Marido y mujer abandonaron la iglesia envueltos en un atronador doblar de campanas y desfilaron por las calles de Westminster bajo el radiante sol de la tarde. Cuando llegaron a la enorme carpa erigida en el césped de Vincent Square, empezaron a recibir a sus invitados.
En su intento por cruzar al menos una palabra con cada uno de ellos, Daphne estuvo a punto de quedarse sin probar su propia tarta de bodas, y en cuanto le hubo pegado un bocado, la viuda marquesa apareció de repente para anunciar que, como no dieran paso pronto a los discursos, podían irse olvidando de zarpar con la última marea.
Algernon Fitzpatrick alabó a las damas de honor y brindó por la novia y el novio. Percy pronunció una réplica sorprendentemente ingeniosa que obtuvo una calurosa acogida. Después Daphne se dejó conducir al 45 de Vincent Square, la residencia de un tío lejano, para cambiarse de ropa y ponerse su atuendo de viaje.
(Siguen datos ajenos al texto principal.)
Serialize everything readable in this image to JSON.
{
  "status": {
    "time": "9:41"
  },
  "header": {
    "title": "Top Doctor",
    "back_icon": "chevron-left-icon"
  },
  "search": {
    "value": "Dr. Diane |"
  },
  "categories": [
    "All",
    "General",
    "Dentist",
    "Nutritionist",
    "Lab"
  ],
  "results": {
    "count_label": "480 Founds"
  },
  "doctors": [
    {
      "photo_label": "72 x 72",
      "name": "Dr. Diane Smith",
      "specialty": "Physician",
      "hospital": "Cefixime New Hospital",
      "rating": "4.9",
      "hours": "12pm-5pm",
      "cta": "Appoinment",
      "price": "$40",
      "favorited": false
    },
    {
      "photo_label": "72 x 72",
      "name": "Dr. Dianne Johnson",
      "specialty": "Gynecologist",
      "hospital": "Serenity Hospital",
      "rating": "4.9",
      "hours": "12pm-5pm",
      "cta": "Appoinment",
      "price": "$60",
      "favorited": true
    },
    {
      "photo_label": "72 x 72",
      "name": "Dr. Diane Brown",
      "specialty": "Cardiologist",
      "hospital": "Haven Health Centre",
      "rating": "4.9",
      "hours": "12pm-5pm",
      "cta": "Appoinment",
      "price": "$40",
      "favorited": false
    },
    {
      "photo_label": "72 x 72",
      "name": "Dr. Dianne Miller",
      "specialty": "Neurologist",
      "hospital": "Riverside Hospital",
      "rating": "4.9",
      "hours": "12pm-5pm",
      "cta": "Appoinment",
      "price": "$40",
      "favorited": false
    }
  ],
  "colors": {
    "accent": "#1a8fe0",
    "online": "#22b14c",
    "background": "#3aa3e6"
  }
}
Mientras Hoskins esperaba para trasladar a los recién casados en coche a Southampton, la muchedumbre ocupó las aceras una vez más para lanzarles arroz y pétalos de rosa.
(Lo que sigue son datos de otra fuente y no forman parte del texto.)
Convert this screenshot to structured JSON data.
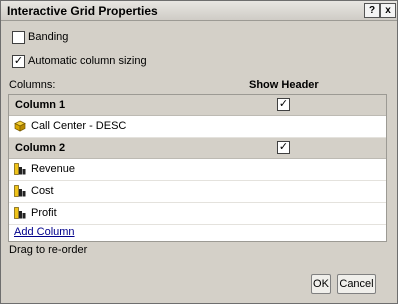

Treinta minutos más tarde, Hoskins conducía plácidamente por la A307 a la altura de Kew Gardens, alejándose de los invitados que continuaban con la celebración sin los novios.
—Bueno —le dijo Daphne a su esposo—, ahora me vas a tener que aguantar para siempre, Percy Wiltshire.
—Sospecho que nuestras respectivas madres ya habían llegado a ese acuerdo mucho antes de que nosotros naciéramos. Sin necesidad, la verdad.
—¿Sin necesidad?
—Sí. Podría haber puesto fin a sus complots hace años. Me habría bastado con decirles que jamás aceptaría casarme con otra.
Daphne estaba pensando seriamente en la luna de miel por primera vez cuando Hoskins detuvo el Rolls en el muelle, más de dos horas antes de que los pistones del Mauritania se pusieran en marcha. Con la ayuda de varios porteadores, el chófer descargó dos baúles del maletero del coche (otros catorce habían zarpado con antelación en la víspera), y Daphne y Percy se dirigieron a la pasarela, donde los esperaba el sobrecargo del barco.
Justo cuando el hombre avanzaba para recibir al marqués y su esposa, resonó una voz procedente de la multitud:
—¡Buena suerte, señoría! ¡Y permítame decirle, de parte de mi señora y la mía, que la marquesa es una alegría para la vista!
Los dos se giraron y se echaron a reír al ver a Charlie y a Becky, todavía vestidos de gala, mezclados entre el gentío.
El sobrecargo los condujo a los cuatro por la pasarela y los llevó al salón Nelson, donde encontraron otra botella de champagne esperando a que alguien la abriera.
—¿Cómo habéis conseguido llegar antes que nosotros? —preguntó Daphne.
—Bueno —dijo Charlie, exagerando su acento cockney—, a lo mejor nosotros no tenemos un Rolls-Royce, milady, pero eso no nos impidió adelantar a Hoskins en nuestro pequeño biplaza justo al otro lado de Winchester, ¿a que no?
Todos se rieron, menos Becky, que no podía apartar la mirada del pequeño broche de diamante que resaltaba exquisito sobre la solapa del traje de Daphne.
La sirena sonó tres veces y el sobrecargo sugirió que los Trumper deberían desembarcar ya, a menos que tuvieran la intención de acompañar a los Wiltshire hasta Nueva York.
—¡Nos vemos dentro de un año o así! —gritó Charlie mientras se giraba para despedirse con la mano desde la pasarela.
—Para entonces ya habremos dado la vuelta al mundo, tesoro —le susurró Percy a su esposa.
Daphne agitó la mano.
—Sí, y a saber qué les ha dado tiempo a tramar a esos dos.